A serious public health threat had to be manufactured, and in 1993 the Environmental Protection Agency (EPA) stepped in to the rescue with their bogus environmental tobacco smoke (ETS) study that says secondhand tobacco smoke is a class A carcinogen.
How do we know that's bogus?
The EPA claimed 3,000 Americans die annually from secondhand smoke, but there was a problem. They couldn't come up with that conclusion using the standard statistical 95 percent confidence interval. They lowered their study's confidence interval to 90 percent. That has the effect of doubling the margin of error and doubling the probability that mere chance explains those 3,000 deaths.

Do the Math for me.
The Congressional Research Service (CRS) said, "Admittedly, it is unusual to return to a study after the fact, lower the required significance level, and declare its results to be supportive rather than unsupportive of the effect one's theory suggests should be present." The CRS was being kind. This kind of doctoring of research results would get a graduate student expelled from a university.
But I hate cigarette smoke, and I'm glad it's banned: Well, ok, but remember Lincoln said, as I would not be a slave, so I would not be a master. Look what you usher in.
The tyranny-oriented solution is where one group uses the political system to forcibly impose its preferences on others. You might be tempted to object to the term "tyranny," but suppose you owned a restaurant where you did not permit smoking and smokers used the political system to create a law forcing you to permit smoking. I'm sure you'd deem it tyranny.
So the "consensus" on public smoking....?
has been settled through bogus science.
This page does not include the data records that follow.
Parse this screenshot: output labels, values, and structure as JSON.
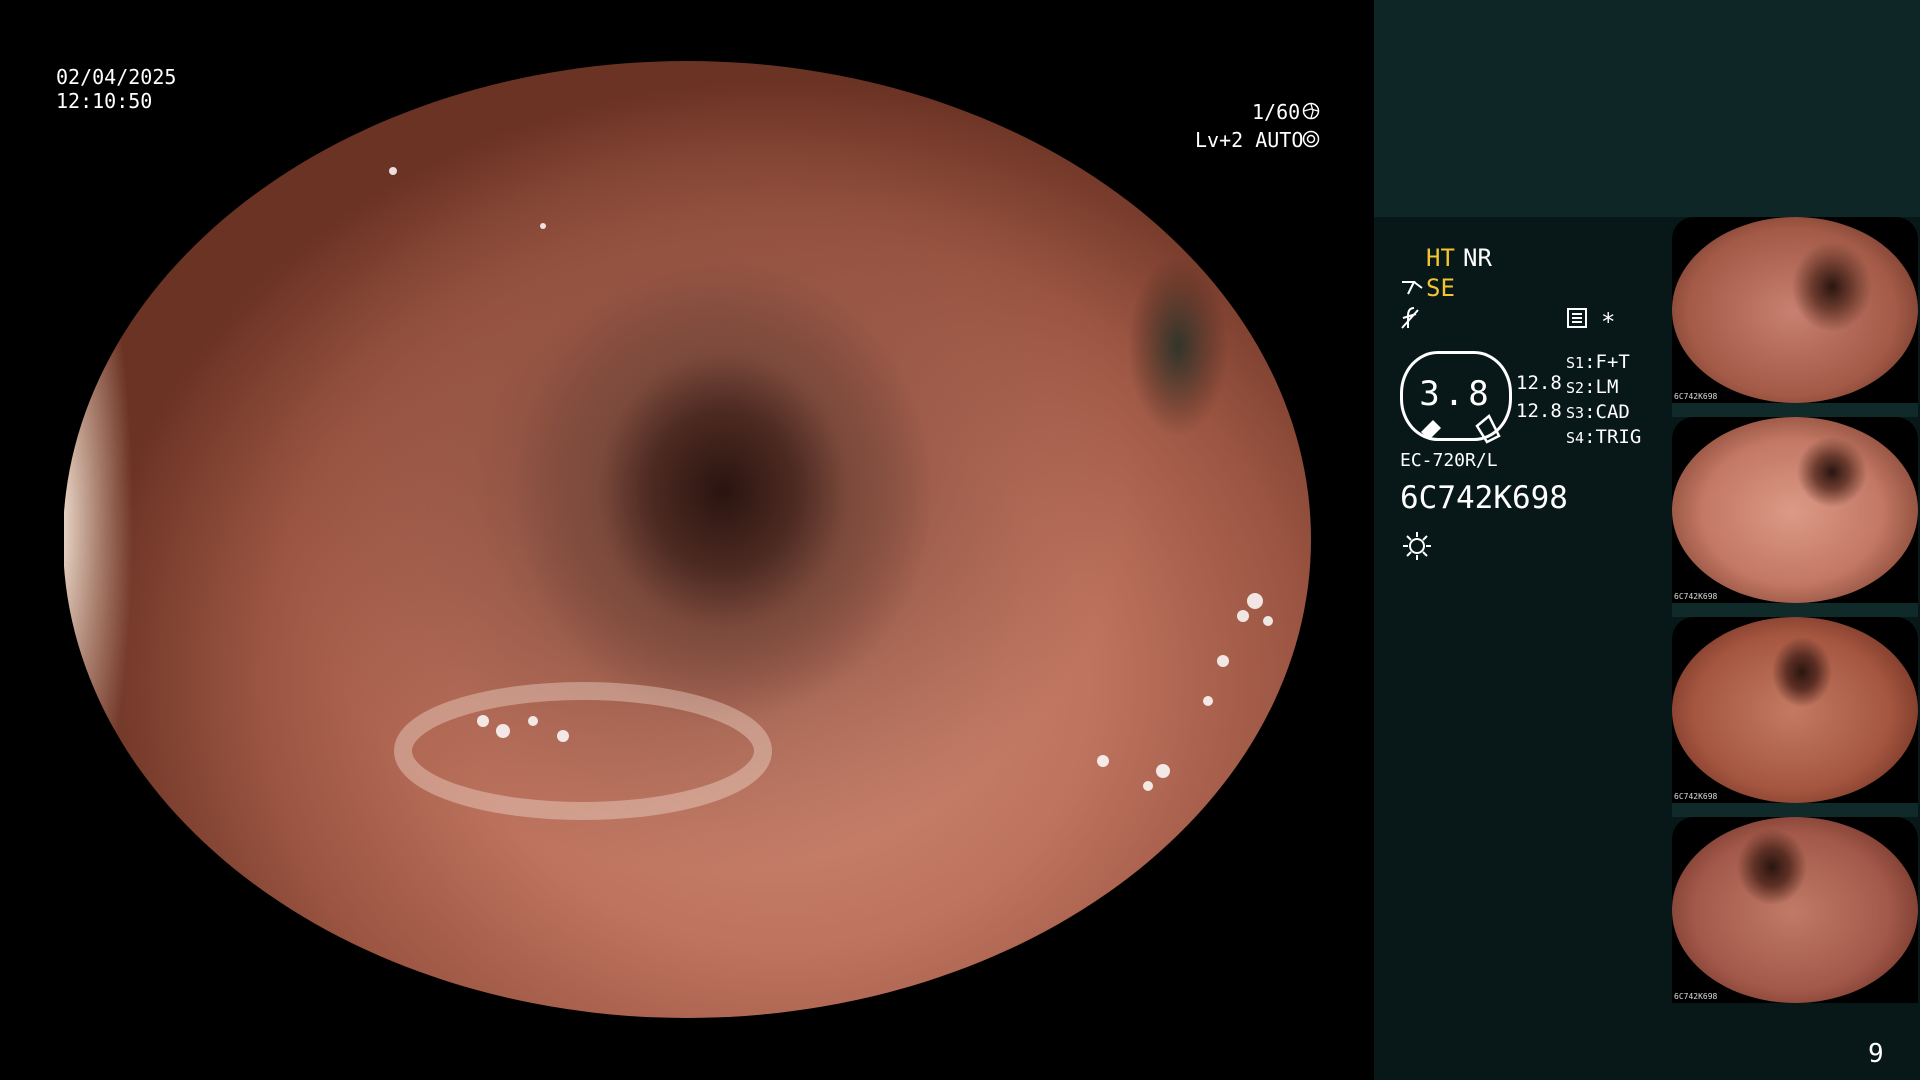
{
  "overlay": {
    "date": "02/04/2025",
    "time": "12:10:50",
    "shutter": "1/60",
    "level": "Lv+2 AUTO"
  },
  "panel": {
    "ht": "HT",
    "nr": "NR",
    "se": "SE",
    "zoom_value": "3.8",
    "values": [
      "12.8",
      "12.8"
    ],
    "presets": [
      {
        "key": "S1",
        "value": "F+T"
      },
      {
        "key": "S2",
        "value": "LM"
      },
      {
        "key": "S3",
        "value": "CAD"
      },
      {
        "key": "S4",
        "value": "TRIG"
      }
    ],
    "scope_model": "EC-720R/L",
    "serial": "6C742K698",
    "asterisk": "*",
    "page_number": "9"
  },
  "icons": [
    "shutter-icon",
    "auto-icon",
    "se-icon",
    "f-icon",
    "memory-icon",
    "light-icon"
  ],
  "thumbnails": [
    {
      "caption": "6C742K698",
      "tone": "#b06a55"
    },
    {
      "caption": "6C742K698",
      "tone": "#c27864"
    },
    {
      "caption": "6C742K698",
      "tone": "#b0624c"
    },
    {
      "caption": "6C742K698",
      "tone": "#a9624c"
    }
  ],
  "colors": {
    "panel_bg": "#081818",
    "panel_top": "#0f2626",
    "accent": "#f2c531"
  }
}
My question is: How willing are we to allow use of bogus science in pursuing other public policy agendas, such as restrictions on economic growth, in the name of fighting global warming?
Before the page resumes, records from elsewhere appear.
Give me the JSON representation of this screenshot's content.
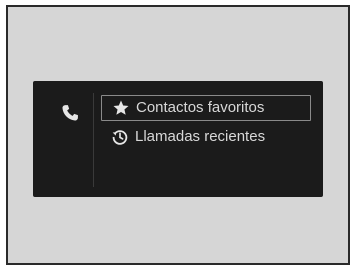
{
  "phone_menu": {
    "items": [
      {
        "label": "Contactos favoritos",
        "icon": "star-icon",
        "selected": true
      },
      {
        "label": "Llamadas recientes",
        "icon": "recent-calls-icon",
        "selected": false
      }
    ],
    "side_icon": "phone-icon"
  }
}
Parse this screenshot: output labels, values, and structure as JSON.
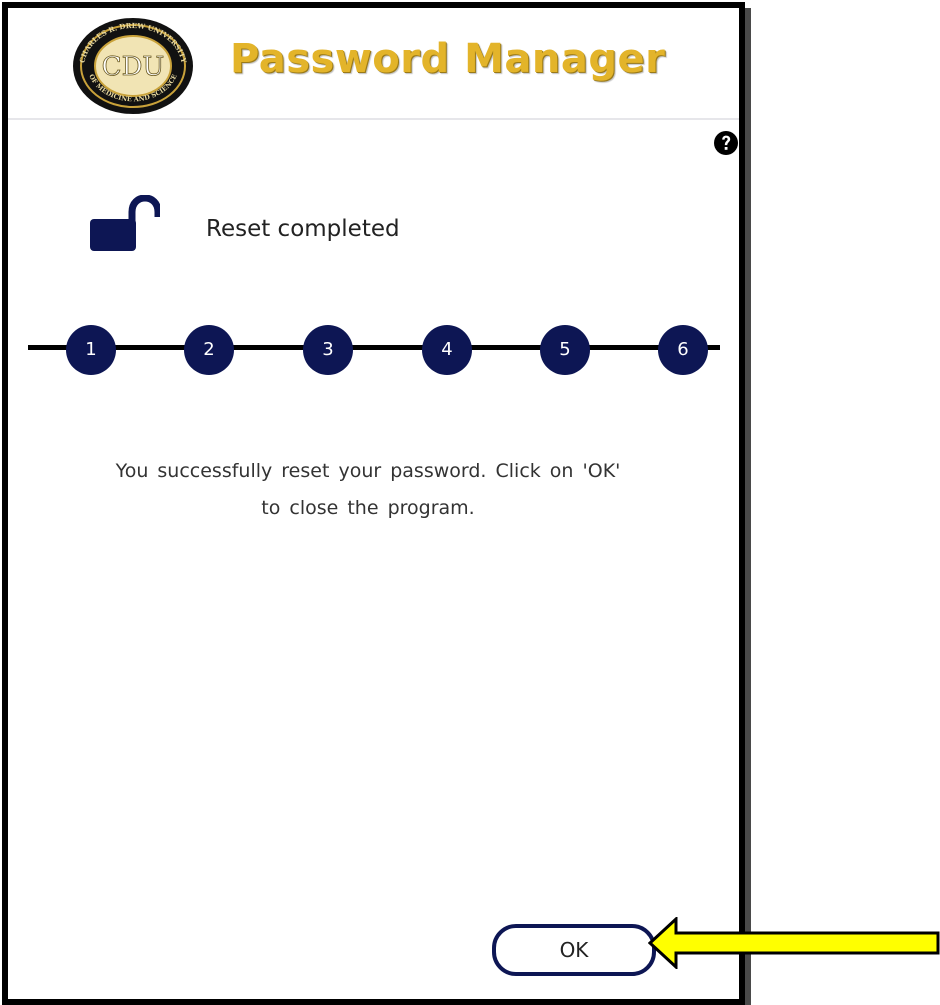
{
  "header": {
    "title": "Password Manager",
    "logo": {
      "center_text": "CDU",
      "ring_text_top": "CHARLES R. DREW UNIVERSITY",
      "ring_text_bottom": "OF MEDICINE AND SCIENCE"
    }
  },
  "icons": {
    "help": "question-circle-icon",
    "lock": "unlocked-padlock-icon",
    "annotation": "yellow-arrow-pointer"
  },
  "status": {
    "label": "Reset completed"
  },
  "steps": [
    "1",
    "2",
    "3",
    "4",
    "5",
    "6"
  ],
  "message": {
    "line1": "You successfully reset your password. Click on 'OK'",
    "line2": "to close the program."
  },
  "actions": {
    "ok_label": "OK"
  },
  "colors": {
    "navy": "#0d1654",
    "gold": "#e3b42a",
    "arrow_yellow": "#ffff00"
  }
}
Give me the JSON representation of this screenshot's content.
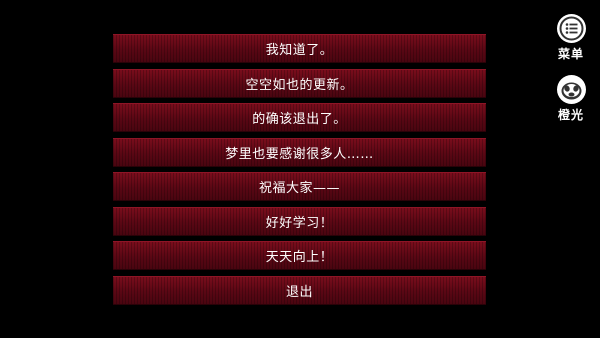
{
  "choices": [
    "我知道了。",
    "空空如也的更新。",
    "的确该退出了。",
    "梦里也要感谢很多人……",
    "祝福大家——",
    "好好学习！",
    "天天向上！",
    "退出"
  ],
  "side": {
    "menu_label": "菜单",
    "menu_icon": "menu-list-icon",
    "light_label": "橙光",
    "light_icon": "chengguang-logo-icon"
  },
  "colors": {
    "background": "#000000",
    "choice_bar": "#5a0714",
    "text": "#ffffff"
  }
}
Yes, and let's review how well this approach has worked for us in the past.
  • Foreign Policy has a list of 10 things everyone believed would happen that never materialized.
  • Then there's the ban on DDT, responsible for the deaths of millions in Africa (not to mention making my backyard unlivable from April to December).
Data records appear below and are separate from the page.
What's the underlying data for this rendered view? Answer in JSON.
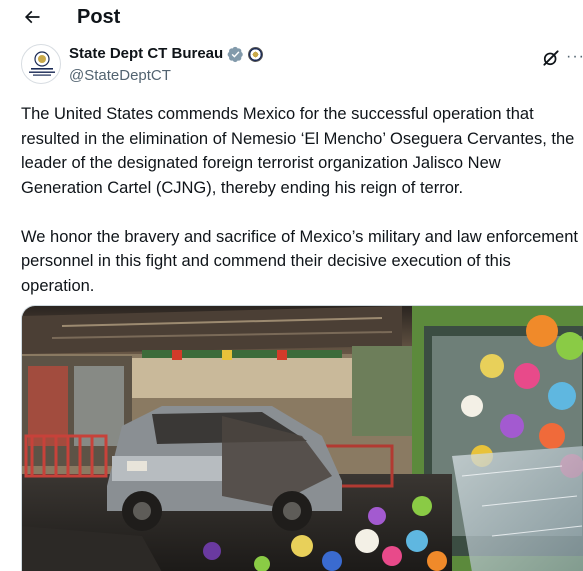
{
  "header": {
    "title": "Post",
    "back_icon": "arrow-left-icon"
  },
  "post": {
    "author": {
      "display_name": "State Dept CT Bureau",
      "handle": "@StateDeptCT",
      "avatar_text": "Bureau of Counterterrorism",
      "verified_badge": "verified-gray-icon",
      "affiliate_badge": "seal-icon"
    },
    "menu_icons": [
      "grok-icon",
      "more-icon"
    ],
    "paragraphs": [
      "The United States commends Mexico for the successful operation that resulted in the elimination of Nemesio ‘El Mencho’ Oseguera Cervantes, the leader of the designated foreign terrorist organization Jalisco New Generation Cartel (CJNG), thereby ending his reign of terror.",
      "We honor the bravery and sacrifice of Mexico’s military and law enforcement personnel in this fight and commend their decisive execution of this operation."
    ],
    "media": {
      "kind": "photo",
      "subject": "burned-out-car-in-store-entrance"
    }
  },
  "colors": {
    "text": "#0f1419",
    "secondary": "#536471",
    "verified": "#829aab",
    "border": "#cfd9de"
  }
}
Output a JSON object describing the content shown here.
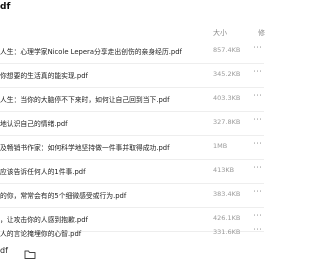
{
  "window": {
    "title": "df"
  },
  "columns": {
    "size": "大小",
    "more": "修"
  },
  "files": [
    {
      "name": "人生：心理学家Nicole Lepera分享走出创伤的亲身经历.pdf",
      "size": "857.4KB"
    },
    {
      "name": "你想要的生活真的能实现.pdf",
      "size": "345.2KB"
    },
    {
      "name": "人生：当你的大脑停不下来时，如何让自己回到当下.pdf",
      "size": "403.3KB"
    },
    {
      "name": "地认识自己的情绪.pdf",
      "size": "327.8KB"
    },
    {
      "name": "及畅销书作家：如何科学地坚持做一件事并取得成功.pdf",
      "size": "1MB"
    },
    {
      "name": "应该告诉任何人的1件事.pdf",
      "size": "413KB"
    },
    {
      "name": "的你，常常会有的5个细微感受或行为.pdf",
      "size": "383.4KB"
    },
    {
      "name": "，让攻击你的人感到抱歉.pdf",
      "size": "426.1KB"
    },
    {
      "name": "人的言论掩埋你的心智.pdf",
      "size": "331.6KB"
    }
  ],
  "toolbar": {
    "label": "df"
  },
  "icons": {
    "row_menu": "more-dots-icon",
    "folder": "folder-icon"
  }
}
  • And, say, as far as greenhouse gases are concerned, wasn't it environmentalists who scared us off clean nuclear energy in the 70s, causing us to maintain our "oil addiction" in the first place?
  • And lookie what their "carbon offsets" do:
    The environmental movement has so far utterly failed to develop a coherent approach to replacing carbon producing power sources. Wind and solar are not such a coherent response without a massive breakthrough in battery technology, because variable sources are inadequate to provide base-load power. Also, they too have negative externalities: wind kills birds and destroys views, and many solar panels are loaded with gallium arsenide, a highly toxic substance that is apparently rather tricky to dispose of.
    It's bad enough science has reduced its interest from the four causes to two. But now it's all fashionable "causes" denouncing other people for being "unscientific."